第22章 鬧事
男子悠悠的將話說出,平淡無波的眸子淺淺地望著他,薄唇輕掀:「自然也輪不到長秋公子來可憐。」
眼前的少年完全不似那些人口中所說,甚乖巧懂事善解人意,江懷卿是半分都沒瞧到。反而這般張口就是冷嘲熱諷,嘴上不饒人的模樣才是真。
葉長秋冷笑,將落在身前的墨發撩到身後:「長秋自是不喜多管閒事,只是好心想告誡你一番,常在河邊走怎有不濕鞋的道理?只是可憐了那被你耍得團團轉的人。」
這人一瞧便知心思不簡單,嘖,當真是個傻大個,這般愚笨,被人騙了也是咎由自取。
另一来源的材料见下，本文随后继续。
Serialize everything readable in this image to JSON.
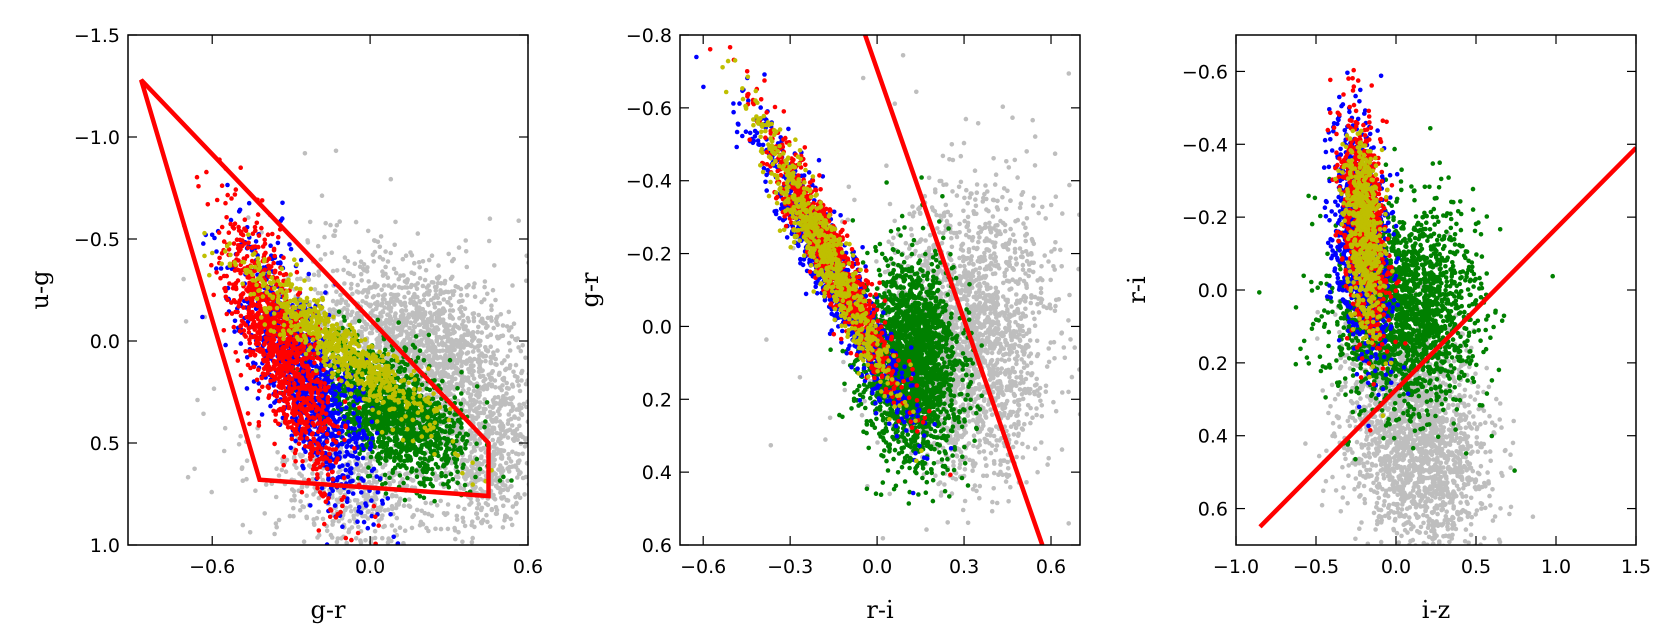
{
  "chart_data": [
    {
      "type": "scatter",
      "title": "",
      "xlabel": "g-r",
      "ylabel": "u-g",
      "xlim": [
        -0.92,
        0.6
      ],
      "ylim": [
        1.0,
        -1.5
      ],
      "y_inverted": true,
      "grid": false,
      "xticks": [
        -0.6,
        0.0,
        0.6
      ],
      "xtick_labels": [
        "−0.6",
        "0.0",
        "0.6"
      ],
      "yticks": [
        -1.5,
        -1.0,
        -0.5,
        0.0,
        0.5,
        1.0
      ],
      "ytick_labels": [
        "−1.5",
        "−1.0",
        "−0.5",
        "0.0",
        "0.5",
        "1.0"
      ],
      "selection_polygon": [
        [
          -0.87,
          -1.28
        ],
        [
          0.45,
          0.5
        ],
        [
          0.45,
          0.76
        ],
        [
          -0.42,
          0.68
        ]
      ],
      "series": [
        {
          "color": "#bebebe",
          "clouds": [
            {
              "n": 1800,
              "c": [
                0.18,
                0.05
              ],
              "s": [
                0.2,
                0.22
              ],
              "r": 0.3
            },
            {
              "n": 500,
              "c": [
                0.45,
                0.55
              ],
              "s": [
                0.1,
                0.2
              ],
              "r": 0
            },
            {
              "n": 600,
              "c": [
                -0.05,
                0.7
              ],
              "s": [
                0.2,
                0.18
              ],
              "r": 0.2
            },
            {
              "n": 60,
              "c": [
                0.0,
                0.0
              ],
              "s": [
                0.5,
                0.5
              ],
              "r": 0
            }
          ]
        },
        {
          "color": "#008000",
          "clouds": [
            {
              "n": 1500,
              "c": [
                0.08,
                0.35
              ],
              "s": [
                0.14,
                0.16
              ],
              "r": 0.55
            }
          ]
        },
        {
          "color": "#0000ff",
          "clouds": [
            {
              "n": 1100,
              "c": [
                -0.25,
                0.18
              ],
              "s": [
                0.12,
                0.3
              ],
              "r": 0.75
            }
          ]
        },
        {
          "color": "#ff0000",
          "clouds": [
            {
              "n": 1100,
              "c": [
                -0.33,
                0.05
              ],
              "s": [
                0.11,
                0.33
              ],
              "r": 0.8
            }
          ]
        },
        {
          "color": "#bfbf00",
          "clouds": [
            {
              "n": 700,
              "c": [
                -0.12,
                0.03
              ],
              "s": [
                0.18,
                0.2
              ],
              "r": 0.92
            }
          ]
        }
      ]
    },
    {
      "type": "scatter",
      "title": "",
      "xlabel": "r-i",
      "ylabel": "g-r",
      "xlim": [
        -0.68,
        0.7
      ],
      "ylim": [
        0.6,
        -0.8
      ],
      "y_inverted": true,
      "grid": false,
      "xticks": [
        -0.6,
        -0.3,
        0.0,
        0.3,
        0.6
      ],
      "xtick_labels": [
        "−0.6",
        "−0.3",
        "0.0",
        "0.3",
        "0.6"
      ],
      "yticks": [
        -0.8,
        -0.6,
        -0.4,
        -0.2,
        0.0,
        0.2,
        0.4,
        0.6
      ],
      "ytick_labels": [
        "−0.8",
        "−0.6",
        "−0.4",
        "−0.2",
        "0.0",
        "0.2",
        "0.4",
        "0.6"
      ],
      "selection_line": [
        [
          -0.05,
          -0.82
        ],
        [
          0.57,
          0.6
        ]
      ],
      "series": [
        {
          "color": "#bebebe",
          "clouds": [
            {
              "n": 1800,
              "c": [
                0.3,
                0.05
              ],
              "s": [
                0.13,
                0.18
              ],
              "r": 0.1
            },
            {
              "n": 300,
              "c": [
                0.45,
                -0.1
              ],
              "s": [
                0.1,
                0.2
              ],
              "r": 0
            },
            {
              "n": 40,
              "c": [
                0.2,
                0.0
              ],
              "s": [
                0.35,
                0.4
              ],
              "r": 0
            }
          ]
        },
        {
          "color": "#008000",
          "clouds": [
            {
              "n": 2200,
              "c": [
                0.12,
                0.1
              ],
              "s": [
                0.08,
                0.13
              ],
              "r": 0.1
            }
          ]
        },
        {
          "color": "#0000ff",
          "clouds": [
            {
              "n": 1000,
              "c": [
                -0.15,
                -0.15
              ],
              "s": [
                0.13,
                0.2
              ],
              "r": 0.94
            }
          ]
        },
        {
          "color": "#ff0000",
          "clouds": [
            {
              "n": 900,
              "c": [
                -0.15,
                -0.18
              ],
              "s": [
                0.12,
                0.19
              ],
              "r": 0.95
            }
          ]
        },
        {
          "color": "#bfbf00",
          "clouds": [
            {
              "n": 700,
              "c": [
                -0.18,
                -0.2
              ],
              "s": [
                0.12,
                0.19
              ],
              "r": 0.96
            }
          ]
        }
      ]
    },
    {
      "type": "scatter",
      "title": "",
      "xlabel": "i-z",
      "ylabel": "r-i",
      "xlim": [
        -1.0,
        1.5
      ],
      "ylim": [
        0.7,
        -0.7
      ],
      "y_inverted": true,
      "grid": false,
      "xticks": [
        -1.0,
        -0.5,
        0.0,
        0.5,
        1.0,
        1.5
      ],
      "xtick_labels": [
        "−1.0",
        "−0.5",
        "0.0",
        "0.5",
        "1.0",
        "1.5"
      ],
      "yticks": [
        -0.6,
        -0.4,
        -0.2,
        0.0,
        0.2,
        0.4,
        0.6
      ],
      "ytick_labels": [
        "−0.6",
        "−0.4",
        "−0.2",
        "0.0",
        "0.2",
        "0.4",
        "0.6"
      ],
      "selection_line": [
        [
          -0.85,
          0.65
        ],
        [
          1.5,
          -0.39
        ]
      ],
      "series": [
        {
          "color": "#bebebe",
          "clouds": [
            {
              "n": 1800,
              "c": [
                0.1,
                0.38
              ],
              "s": [
                0.22,
                0.16
              ],
              "r": 0.2
            },
            {
              "n": 200,
              "c": [
                0.3,
                0.55
              ],
              "s": [
                0.15,
                0.1
              ],
              "r": 0
            }
          ]
        },
        {
          "color": "#008000",
          "clouds": [
            {
              "n": 1900,
              "c": [
                0.05,
                0.05
              ],
              "s": [
                0.22,
                0.14
              ],
              "r": 0.0
            }
          ]
        },
        {
          "color": "#0000ff",
          "clouds": [
            {
              "n": 900,
              "c": [
                -0.22,
                -0.15
              ],
              "s": [
                0.09,
                0.16
              ],
              "r": 0.3
            }
          ]
        },
        {
          "color": "#ff0000",
          "clouds": [
            {
              "n": 800,
              "c": [
                -0.2,
                -0.17
              ],
              "s": [
                0.07,
                0.15
              ],
              "r": 0.35
            }
          ]
        },
        {
          "color": "#bfbf00",
          "clouds": [
            {
              "n": 600,
              "c": [
                -0.2,
                -0.15
              ],
              "s": [
                0.06,
                0.13
              ],
              "r": 0.3
            }
          ]
        }
      ]
    }
  ]
}
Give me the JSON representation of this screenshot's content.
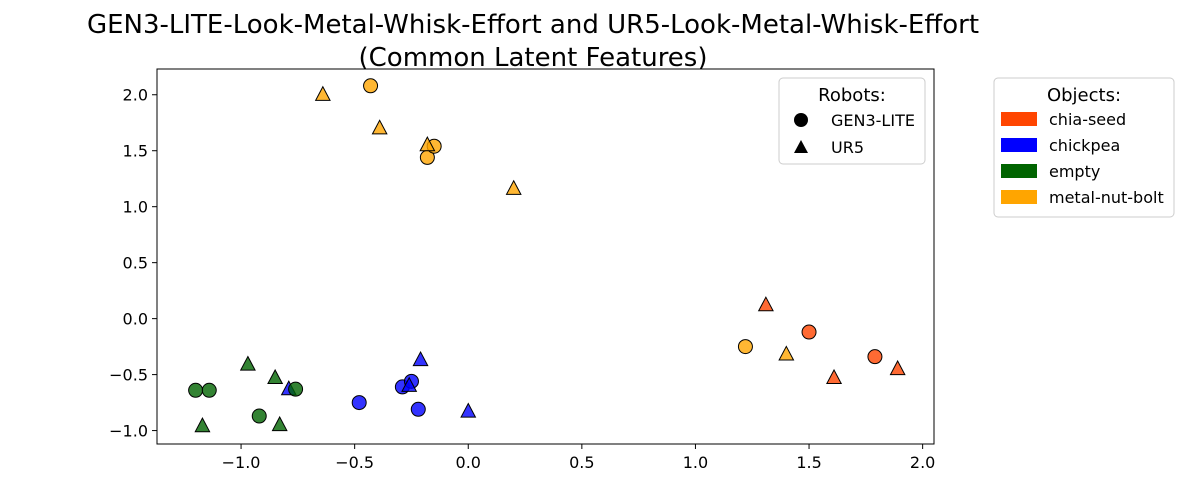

葉長秋眸光淡淡略過男子俊秀的面容。
長得也不過如此。
「懷卿聽不懂長秋公子在說甚。」江懷卿的嘴角微微上揚,柔和的目光凝向不遠處的童山:「我與童山姑娘之間清清白白,如若不信的話,我亦是無法。」
若真是這般,那看人的眼神何必這般情意綿綿?雖不知曉這人是不是故意做這副模樣,不過都與他無關便是。
葉長秋不屑的冷笑一聲。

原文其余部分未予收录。